Incident	#5 at Mailchimp on 2019/02/04 by Eric Muntz (SVP of Technology)
Full report	https://mailchimp.com/what-we-learned-from-the-recent-mandrill-outage/
How it happened	Due to higher than normal traffic to one database (ie, one shard) the autovacuuming process failed or fell behind, and so the database went into safety shutdown mode to prevent transaction id wraparound.
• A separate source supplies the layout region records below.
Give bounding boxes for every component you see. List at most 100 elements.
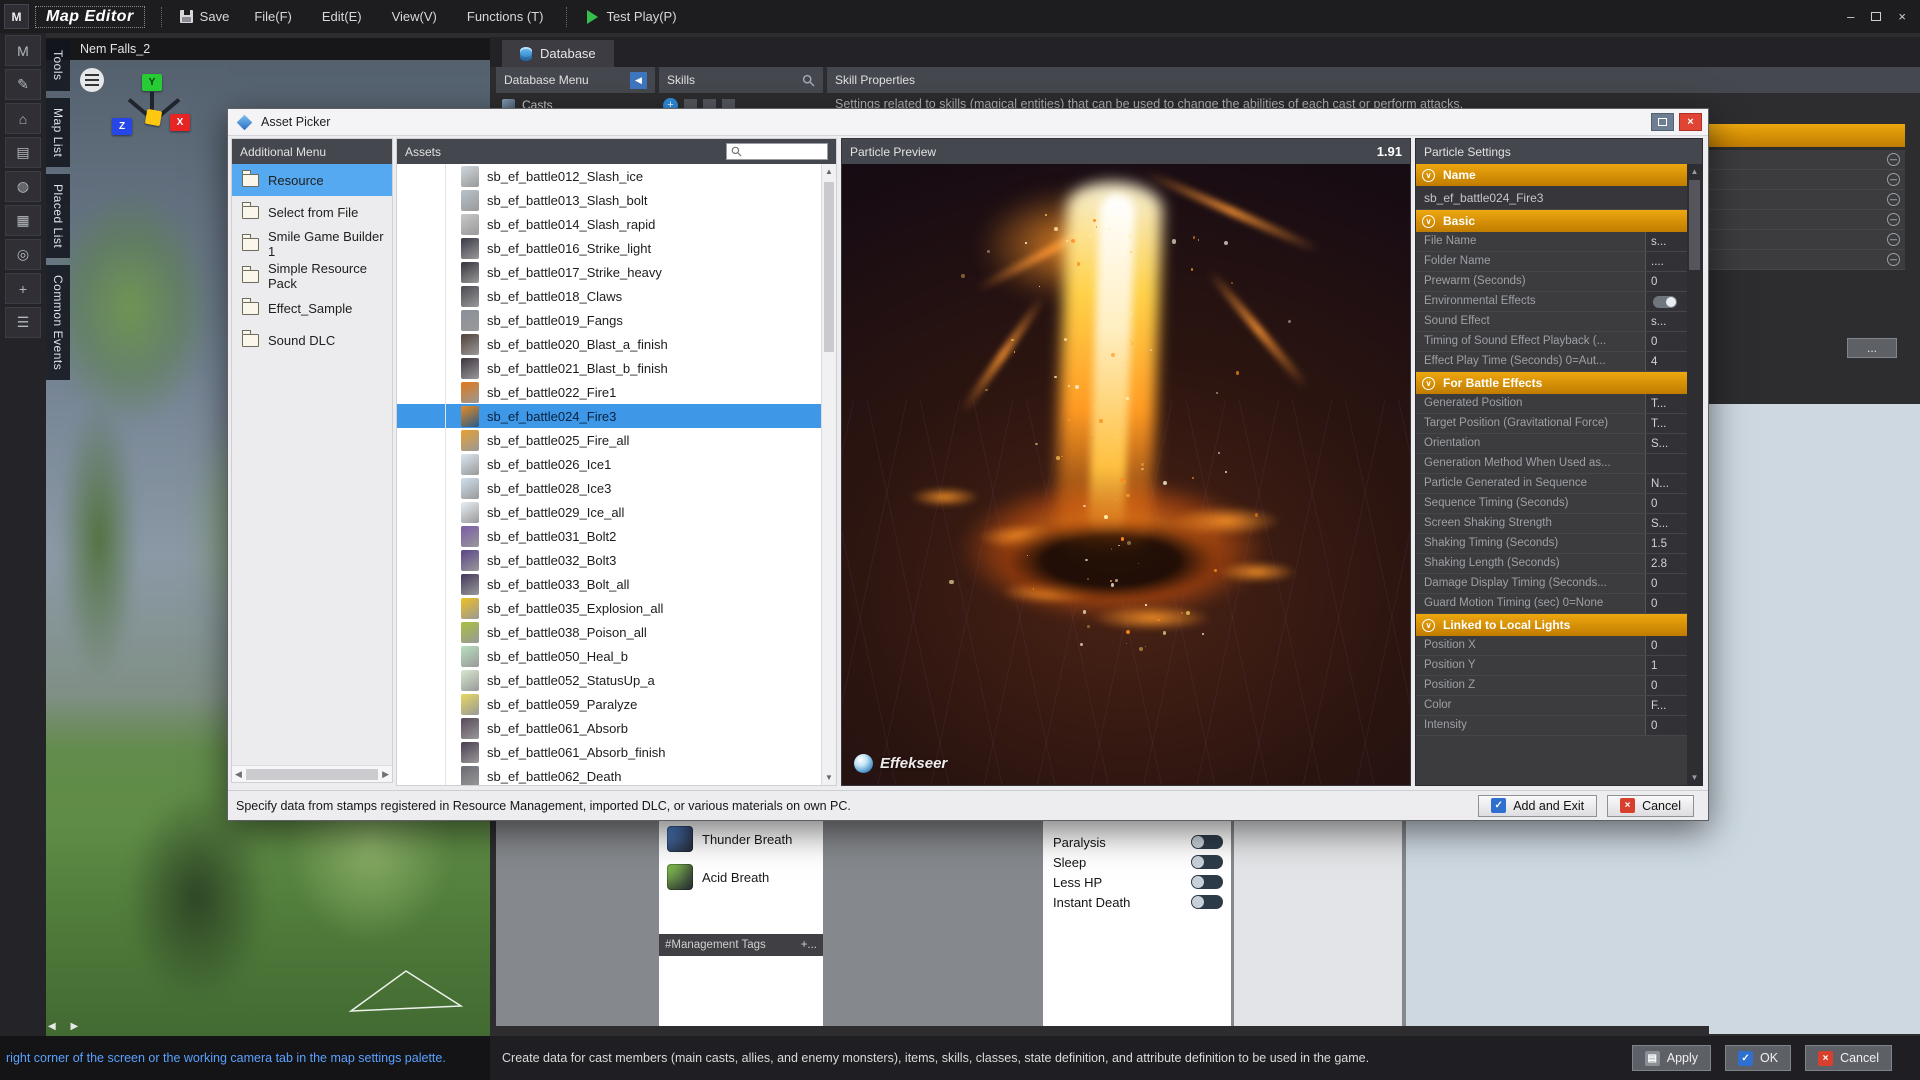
remove-icon[interactable] (1887, 153, 1900, 166)
asset-item[interactable]: sb_ef_battle025_Fire_all (397, 428, 821, 452)
side-tab-tools[interactable]: Tools (46, 40, 70, 91)
scrollbar-thumb[interactable] (824, 182, 834, 352)
menu-edit-e[interactable]: Edit(E) (307, 0, 377, 33)
gizmo-y-axis[interactable]: Y (142, 74, 162, 91)
menu-item-select-from-file[interactable]: Select from File (232, 196, 392, 228)
skill-item-thunder-breath[interactable]: Thunder Breath (659, 820, 823, 858)
setting-value[interactable]: T... (1645, 414, 1687, 433)
setting-value[interactable]: 0 (1645, 676, 1687, 695)
particle-preview-canvas[interactable]: Effekseer (842, 164, 1410, 785)
collapse-panel-button[interactable]: ◀ (630, 72, 647, 89)
cancel-button[interactable]: × Cancel (1805, 1045, 1892, 1071)
axis-gizmo[interactable]: Y Z X (104, 74, 200, 150)
setting-value[interactable]: s... (1645, 232, 1687, 251)
menu-functions-t[interactable]: Functions (T) (452, 0, 559, 33)
remove-icon[interactable] (1887, 193, 1900, 206)
app-icon[interactable]: M (4, 4, 29, 29)
scrollbar-thumb[interactable] (1689, 180, 1700, 270)
add-tag-button[interactable]: +... (801, 939, 817, 951)
draw-tool-icon[interactable]: ✎ (5, 69, 41, 100)
menu-item-effect-sample[interactable]: Effect_Sample (232, 292, 392, 324)
scroll-right-icon[interactable]: ▶ (382, 769, 389, 780)
remove-icon[interactable] (1887, 253, 1900, 266)
menu-item-simple-resource-pack[interactable]: Simple Resource Pack (232, 260, 392, 292)
setting-value[interactable] (1645, 454, 1687, 473)
asset-item[interactable]: sb_ef_battle061_Absorb_finish (397, 740, 821, 764)
asset-item[interactable]: sb_ef_battle062_Death (397, 764, 821, 785)
map-menu-button[interactable] (80, 68, 104, 92)
building-tool-icon[interactable]: ⌂ (5, 103, 41, 134)
close-button[interactable]: × (1898, 9, 1906, 24)
setting-value[interactable]: s... (1645, 312, 1687, 331)
state-toggle[interactable] (1191, 875, 1223, 889)
setting-value[interactable]: 1 (1645, 656, 1687, 675)
asset-item[interactable]: sb_ef_battle021_Blast_b_finish (397, 356, 821, 380)
ok-button[interactable]: ✓ OK (1725, 1045, 1791, 1071)
asset-item[interactable]: sb_ef_battle020_Blast_a_finish (397, 332, 821, 356)
dialog-close-button[interactable]: × (1679, 113, 1702, 131)
setting-value[interactable]: 0 (1645, 716, 1687, 735)
asset-item[interactable]: sb_ef_battle012_Slash_ice (397, 164, 821, 188)
sphere-tool-icon[interactable]: ◍ (5, 171, 41, 202)
asset-item[interactable]: sb_ef_battle013_Slash_bolt (397, 188, 821, 212)
app-logo-icon[interactable]: M (5, 35, 41, 66)
state-toggle[interactable] (1191, 895, 1223, 909)
asset-item[interactable]: sb_ef_battle016_Strike_light (397, 236, 821, 260)
map-scroll-arrows[interactable]: ◀ ▶ (48, 1021, 84, 1032)
gizmo-x-axis[interactable]: X (170, 114, 190, 131)
asset-item[interactable]: sb_ef_battle052_StatusUp_a (397, 668, 821, 692)
asset-item[interactable]: sb_ef_battle029_Ice_all (397, 500, 821, 524)
toggle-switch[interactable] (1653, 296, 1677, 308)
settings-section-header[interactable]: ∨Name (1416, 164, 1687, 186)
asset-item[interactable]: sb_ef_battle061_Absorb (397, 716, 821, 740)
asset-item[interactable]: sb_ef_battle018_Claws (397, 284, 821, 308)
map-status-link[interactable]: right corner of the screen or the workin… (6, 1051, 446, 1065)
dialog-title-bar[interactable]: Asset Picker × (228, 109, 1708, 136)
scroll-down-icon[interactable]: ▼ (822, 773, 836, 782)
setting-value[interactable]: 0 (1645, 272, 1687, 291)
setting-value[interactable]: 1.5 (1645, 534, 1687, 553)
setting-value[interactable]: 4 (1645, 352, 1687, 371)
scroll-down-icon[interactable]: ▼ (1687, 773, 1702, 782)
asset-item[interactable]: sb_ef_battle050_Heal_b (397, 644, 821, 668)
setting-value[interactable]: 2.8 (1645, 554, 1687, 573)
scroll-up-icon[interactable]: ▲ (1687, 167, 1702, 176)
settings-section-header[interactable]: ∨Linked to Local Lights (1416, 614, 1687, 636)
apply-button[interactable]: ▤ Apply (1632, 1045, 1711, 1071)
asset-item[interactable]: sb_ef_battle028_Ice3 (397, 476, 821, 500)
setting-value[interactable]: 0 (1645, 494, 1687, 513)
add-tool-icon[interactable]: + (5, 273, 41, 304)
setting-value[interactable]: 0 (1645, 636, 1687, 655)
asset-item[interactable]: sb_ef_battle022_Fire1 (397, 380, 821, 404)
side-tab-common-events[interactable]: Common Events (46, 265, 70, 380)
more-options-button[interactable]: ... (1847, 338, 1897, 358)
asset-item[interactable]: sb_ef_battle033_Bolt_all (397, 572, 821, 596)
scrollbar-thumb[interactable] (246, 769, 378, 780)
tile-tool-icon[interactable]: ▦ (5, 205, 41, 236)
scroll-left-icon[interactable]: ◀ (235, 769, 242, 780)
asset-item[interactable]: sb_ef_battle014_Slash_rapid (397, 212, 821, 236)
vertical-scrollbar[interactable]: ▲ ▼ (1687, 164, 1702, 785)
remove-icon[interactable] (1887, 173, 1900, 186)
setting-value[interactable]: 0 (1645, 332, 1687, 351)
asset-item[interactable]: sb_ef_battle032_Bolt3 (397, 548, 821, 572)
asset-item[interactable]: sb_ef_battle017_Strike_heavy (397, 260, 821, 284)
save-button[interactable]: Save (170, 9, 240, 24)
map-title-bar[interactable]: Nem Falls_2 (46, 38, 490, 60)
dialog-cancel-button[interactable]: × Cancel (1607, 795, 1694, 817)
setting-value[interactable]: 0 (1645, 574, 1687, 593)
setting-value[interactable]: .... (1645, 252, 1687, 271)
asset-item[interactable]: sb_ef_battle019_Fangs (397, 308, 821, 332)
vertical-scrollbar[interactable]: ▲ ▼ (821, 164, 836, 785)
maximize-button[interactable] (1871, 12, 1881, 21)
settings-section-header[interactable]: ∨For Battle Effects (1416, 372, 1687, 394)
side-tab-placed-list[interactable]: Placed List (46, 174, 70, 258)
side-tab-map-list[interactable]: Map List (46, 98, 70, 167)
terrain-tool-icon[interactable]: ▤ (5, 137, 41, 168)
search-icon[interactable] (802, 74, 815, 87)
asset-item[interactable]: sb_ef_battle024_Fire3 (397, 404, 821, 428)
setting-value[interactable]: S... (1645, 434, 1687, 453)
horizontal-scrollbar[interactable]: ◀ ▶ (232, 765, 392, 782)
setting-value[interactable]: N... (1645, 474, 1687, 493)
gizmo-center[interactable] (145, 109, 162, 126)
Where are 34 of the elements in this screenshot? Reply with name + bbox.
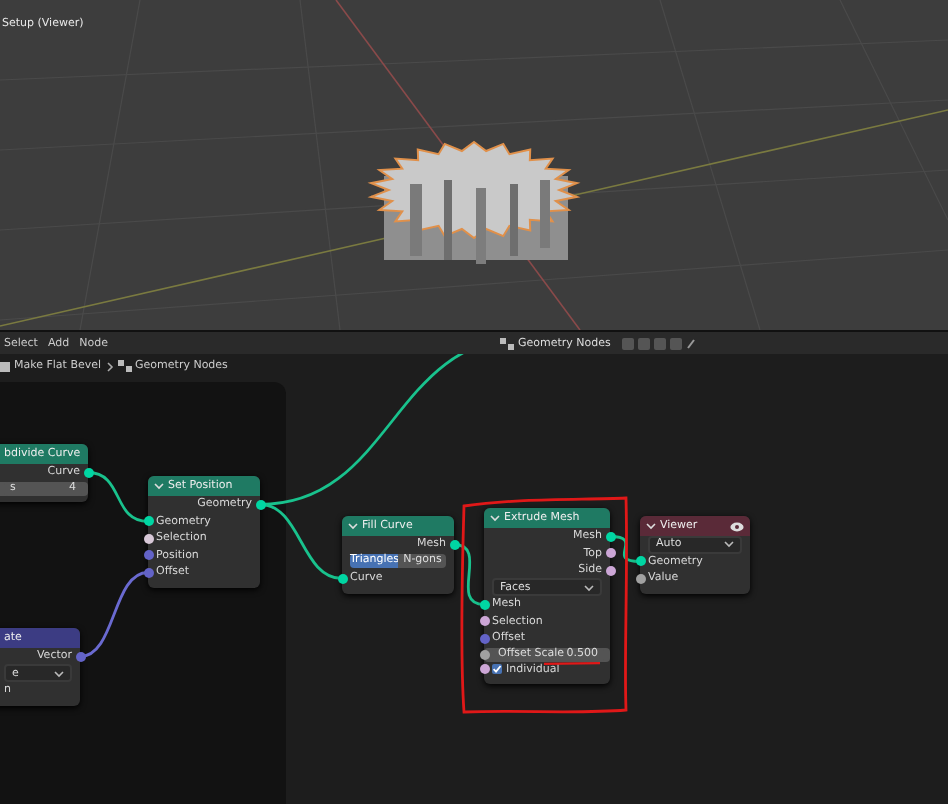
socket-dot[interactable] [479, 633, 489, 644]
socket-dot[interactable] [143, 567, 153, 578]
socket-dot[interactable] [635, 573, 645, 584]
socket-dot[interactable] [479, 650, 489, 661]
socket-dot[interactable] [143, 516, 153, 527]
chevron-icon[interactable] [348, 522, 358, 530]
socket-dot[interactable] [605, 548, 615, 559]
socket-dot[interactable] [635, 556, 645, 567]
socket-dot[interactable] [449, 539, 459, 550]
socket-dot[interactable] [143, 533, 153, 544]
socket-dot[interactable] [75, 651, 85, 662]
chevron-icon[interactable] [646, 522, 656, 530]
chevron-icon[interactable] [54, 669, 64, 678]
chevron-icon[interactable] [154, 482, 164, 490]
node-tree-icon[interactable] [500, 337, 514, 349]
socket-dot[interactable] [479, 616, 489, 627]
node-tree-icon [117, 360, 132, 372]
socket-dot[interactable] [605, 531, 615, 542]
socket-dot[interactable] [143, 550, 153, 561]
socket-dot[interactable] [479, 599, 489, 610]
socket-dot[interactable] [337, 573, 347, 584]
socket-dot[interactable] [479, 664, 489, 675]
annotation-underline [544, 662, 600, 665]
socket-dot[interactable] [255, 499, 265, 510]
socket-dot[interactable] [83, 467, 93, 478]
pin-icon[interactable] [686, 337, 697, 349]
chevron-icon[interactable] [724, 540, 734, 549]
chevron-icon[interactable] [490, 514, 500, 522]
chevron-icon [105, 361, 114, 371]
eye-icon[interactable] [730, 521, 744, 531]
chevron-icon[interactable] [584, 583, 594, 592]
checkbox[interactable] [492, 664, 502, 675]
socket-dot[interactable] [605, 565, 615, 576]
object-icon [0, 361, 10, 371]
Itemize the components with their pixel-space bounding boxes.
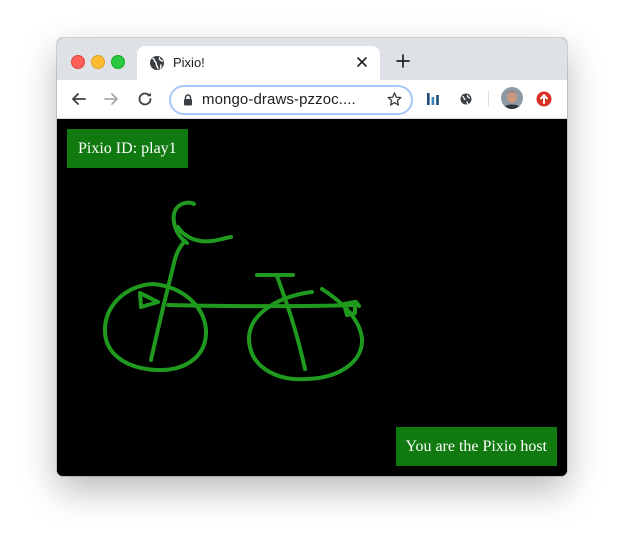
rear-reflector-stroke [138,291,160,309]
address-bar[interactable]: mongo-draws-pzzoc.... [169,85,413,115]
minimize-window-button[interactable] [91,55,105,69]
top-tube-stroke [166,303,359,309]
rear-curve-stroke [176,225,233,244]
pixio-host-badge: You are the Pixio host [395,427,557,466]
tab-bar: Pixio! [57,38,567,80]
bicycle-drawing [102,200,365,382]
browser-toolbar: mongo-draws-pzzoc.... [57,80,567,119]
url-text: mongo-draws-pzzoc.... [202,91,356,108]
lock-icon[interactable] [183,94,193,106]
extension-bars-icon[interactable] [424,90,442,108]
tab-title: Pixio! [173,55,205,70]
pixio-id-badge: Pixio ID: play1 [67,129,188,168]
zoom-window-button[interactable] [111,55,125,69]
reload-icon[interactable] [136,90,154,108]
star-icon[interactable] [386,91,403,108]
profile-avatar[interactable] [501,87,523,109]
update-icon[interactable] [535,90,553,108]
plus-icon[interactable] [395,53,411,69]
globe-icon [150,56,164,70]
pixio-canvas-area[interactable]: Pixio ID: play1 You are the Pixio host [57,119,567,476]
browser-window: Pixio! mongo-draws-pzzoc.... Pixio ID: p… [57,38,567,476]
drawing-canvas[interactable] [57,119,567,476]
tab-pixio[interactable]: Pixio! [137,46,380,80]
forward-arrow-icon[interactable] [102,90,120,108]
back-arrow-icon[interactable] [70,90,88,108]
front-light-stroke [342,300,357,317]
handlebar-stem-stroke [275,274,307,371]
close-icon[interactable] [354,54,370,70]
close-window-button[interactable] [71,55,85,69]
rear-wheel-stroke [102,282,209,373]
toolbar-separator [488,91,489,107]
extension-globe-icon[interactable] [457,90,475,108]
Jobs failed and were queued on the application servers causing disk space to run low.
Architecture	Job processing application using several PostgreSQL databases as a shared key-value store that is sharded by key.
Technologies	PostgreSQL
Root cause	The sharding algorithm caused one database to have higher than normal writes and the autovacuuming process failed or fell behind.
Failure	The databases went into safety shutdown mode leading to failed database writes.
Impact	20% of jobs were delayed.
Mitigation	Dumped and restored the database while the vacuum process was in progress, leaving out non-essential data tables to speed up process.